Costantino portiere tra vizi, virtù e amori allo stadio
FICTION SU CANALE 5
«Ho sposato un calciatore», serie in quattro puntate, nasce da un format inglese adattato al pubblico italiano e si propone di curiosare dietro le quinte della vita dei viziatissimi protagonisti dei campi di calcio, sugli ingaggi, il lusso della loro esistenza, i contratti favolosi e il rapporto con i manager. Sotto i riflettori ci sono alcune delle famiglie dei campioni di una popolarissima squadra di calcio. Tra gli interpreti Jane Alexander, Caterina Vertova, Antonella Interlenghi, Edoardo Siravo, Karin Proia, Mirko Petrini e Costantino Vitagliano. Ovviamente, con la regia di Stefano Collima, sono raccontati anche gli amori dei protagonisti, in un universo che comprende giovani ed avvenenti modelle, come Crystal, interpretata da Maria Elena Vandone che è la top model che sposa uno dei calciatori più famosi, Luca. Luca ha una madre possessiva ed affettuosa che diventa una suocera pungente alla quale la ricchezza improvvisa fa perdere la testa. Nel ruolo c'è la Vertova. Naturalmente viene narrato anche il sogno di ragazzini che dalla provincia si trasferiscono nelle grandi città per rincorrere il miraggio di diventare calciatori.

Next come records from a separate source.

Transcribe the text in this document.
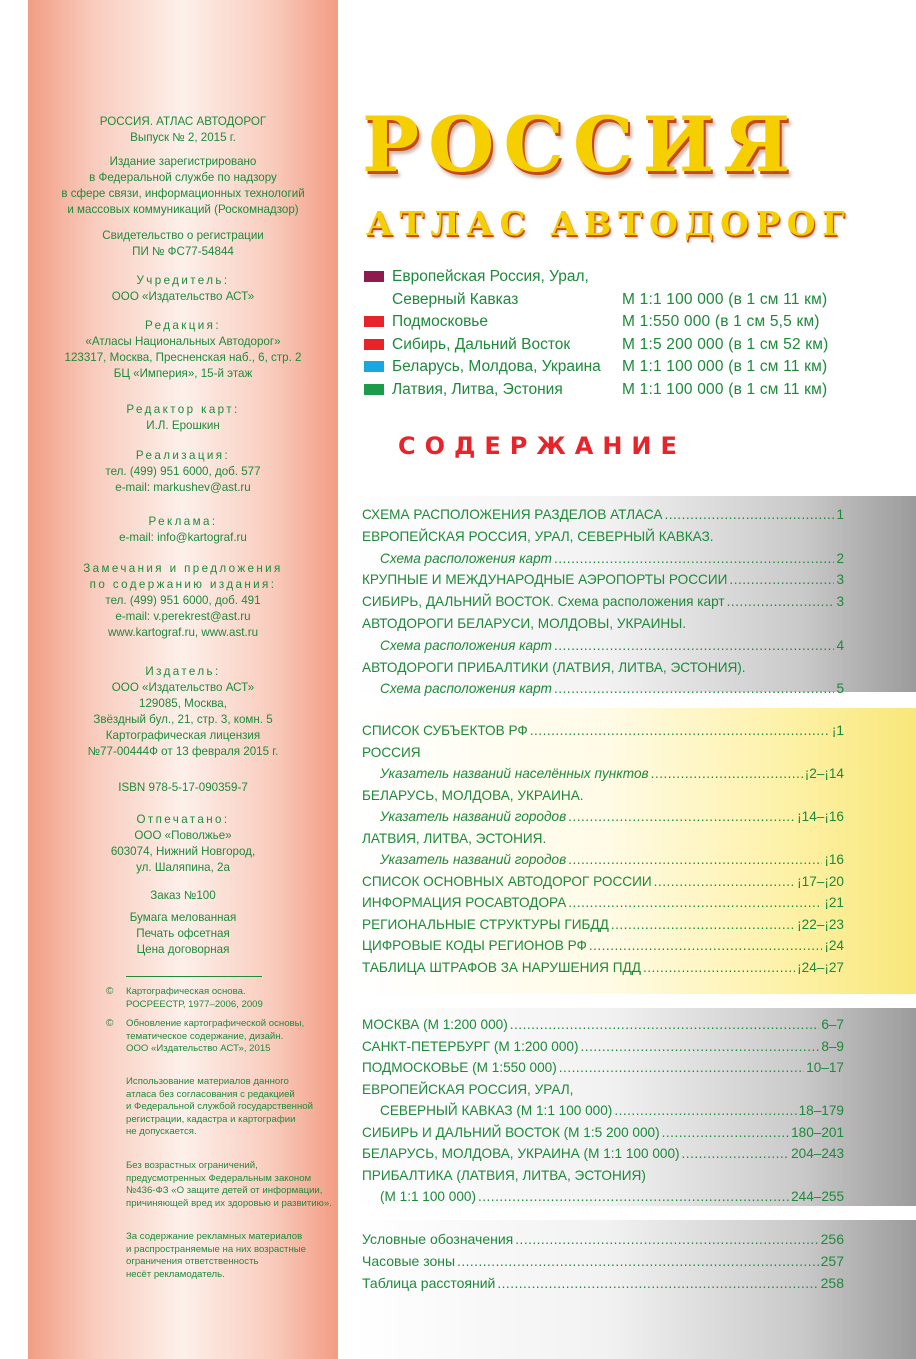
РОССИЯ. АТЛАС АВТОДОРОГ
Выпуск № 2, 2015 г.
Издание зарегистрировано
в Федеральной службе по надзору
в сфере связи, информационных технологий
и массовых коммуникаций (Роскомнадзор)
Свидетельство о регистрации
ПИ № ФС77-54844
Учредитель:
ООО «Издательство АСТ»
Редакция:
«Атласы Национальных Автодорог»
123317, Москва, Пресненская наб., 6, стр. 2
БЦ «Империя», 15-й этаж
Редактор карт:
И.Л. Ерошкин
Реализация:
тел. (499) 951 6000, доб. 577
e-mail: markushev@ast.ru
Реклама:
e-mail: info@kartograf.ru
Замечания и предложения
по содержанию издания:
тел. (499) 951 6000, доб. 491
e-mail: v.perekrest@ast.ru
www.kartograf.ru, www.ast.ru
Издатель:
ООО «Издательство АСТ»
129085, Москва,
Звёздный бул., 21, стр. 3, комн. 5
Картографическая лицензия
№77-00444Ф от 13 февраля 2015 г.
ISBN 978-5-17-090359-7
Отпечатано:
ООО «Поволжье»
603074, Нижний Новгород,
ул. Шаляпина, 2а
Заказ №100
Бумага мелованная
Печать офсетная
Цена договорная
© Картографическая основа.
РОСРЕЕСТР, 1977–2006, 2009
© Обновление картографической основы,
тематическое содержание, дизайн.
ООО «Издательство АСТ», 2015
Использование материалов данного
атласа без согласования с редакцией
и Федеральной службой государственной
регистрации, кадастра и картографии
не допускается.
Без возрастных ограничений,
предусмотренных Федеральным законом
№436-ФЗ «О защите детей от информации,
причиняющей вред их здоровью и развитию».
За содержание рекламных материалов
и распространяемые на них возрастные
ограничения ответственность
несёт рекламодатель.
РОССИЯ
АТЛАС АВТОДОРОГ
Европейская Россия, Урал,
Северный Кавказ	М 1:1 100 000 (в 1 см 11 км)
Подмосковье	М 1:550 000 (в 1 см 5,5 км)
Сибирь, Дальний Восток	М 1:5 200 000 (в 1 см 52 км)
Беларусь, Молдова, Украина М 1:1 100 000 (в 1 см 11 км)
Латвия, Литва, Эстония	М 1:1 100 000 (в 1 см 11 км)
СОДЕРЖАНИЕ
СХЕМА РАСПОЛОЖЕНИЯ РАЗДЕЛОВ АТЛАСА .....	1
ЕВРОПЕЙСКАЯ РОССИЯ, УРАЛ, СЕВЕРНЫЙ КАВКАЗ.
Схема расположения карт .....	2
КРУПНЫЕ И МЕЖДУНАРОДНЫЕ АЭРОПОРТЫ РОССИИ .....	3
СИБИРЬ, ДАЛЬНИЙ ВОСТОК. Схема расположения карт .....	3
АВТОДОРОГИ БЕЛАРУСИ, МОЛДОВЫ, УКРАИНЫ.
Схема расположения карт .....	4
АВТОДОРОГИ ПРИБАЛТИКИ (ЛАТВИЯ, ЛИТВА, ЭСТОНИЯ).
Схема расположения карт .....	5
СПИСОК СУБЪЕКТОВ РФ .....	¡1
РОССИЯ
Указатель названий населённых пунктов .....	¡2–¡14
БЕЛАРУСЬ, МОЛДОВА, УКРАИНА.
Указатель названий городов .....	¡14–¡16
ЛАТВИЯ, ЛИТВА, ЭСТОНИЯ.
Указатель названий городов .....	¡16
СПИСОК ОСНОВНЫХ АВТОДОРОГ РОССИИ .....	¡17–¡20
ИНФОРМАЦИЯ РОСАВТОДОРА .....	¡21
РЕГИОНАЛЬНЫЕ СТРУКТУРЫ ГИБДД .....	¡22–¡23
ЦИФРОВЫЕ КОДЫ РЕГИОНОВ РФ .....	¡24
ТАБЛИЦА ШТРАФОВ ЗА НАРУШЕНИЯ ПДД .....	¡24–¡27
МОСКВА (М 1:200 000) .....	6–7
САНКТ-ПЕТЕРБУРГ (М 1:200 000) .....	8–9
ПОДМОСКОВЬЕ (М 1:550 000) .....	10–17
ЕВРОПЕЙСКАЯ РОССИЯ, УРАЛ,
СЕВЕРНЫЙ КАВКАЗ (М 1:1 100 000) .....	18–179
СИБИРЬ И ДАЛЬНИЙ ВОСТОК (М 1:5 200 000) .....	180–201
БЕЛАРУСЬ, МОЛДОВА, УКРАИНА (М 1:1 100 000) .....	204–243
ПРИБАЛТИКА (ЛАТВИЯ, ЛИТВА, ЭСТОНИЯ)
(М 1:1 100 000) .....	244–255
Условные обозначения .....	256
Часовые зоны .....	257
Таблица расстояний .....	258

Qualcuno ci riesce, come Vito, giovane di umilissime origini che crea situazioni da commedia nei ritrovi eleganti e mondani in cui viene a trovarsi perché non sa come comportarsi e nessuno gli ha spiegato il galateo. Costantino Vitagliano, invece, interpreta Guido, il portiere della nota squadra di calcio raccontata dalla fiction. L'ex tronista di Maria De Filippi ha girato la quasi totalità delle scene in campo e nello spogliatoio. Ovviamente ci sono riferimenti anche ai più grandi calciatori dei nostri tempi nelle caratteristiche di alcuni protagonisti. Paolo Seganti, ad esempio, è Bruno, il capitano della squadra ed è un fuoriclasse che congloba nella propria professionalità le doti di un Maradona, di un Totti, di un Vieri. Al centro della trama e degli eventi che si susseguono c'è anche la paura di veder finire il proprio momento di gloria e di concludere penosamente la carriera. Mar. Cat.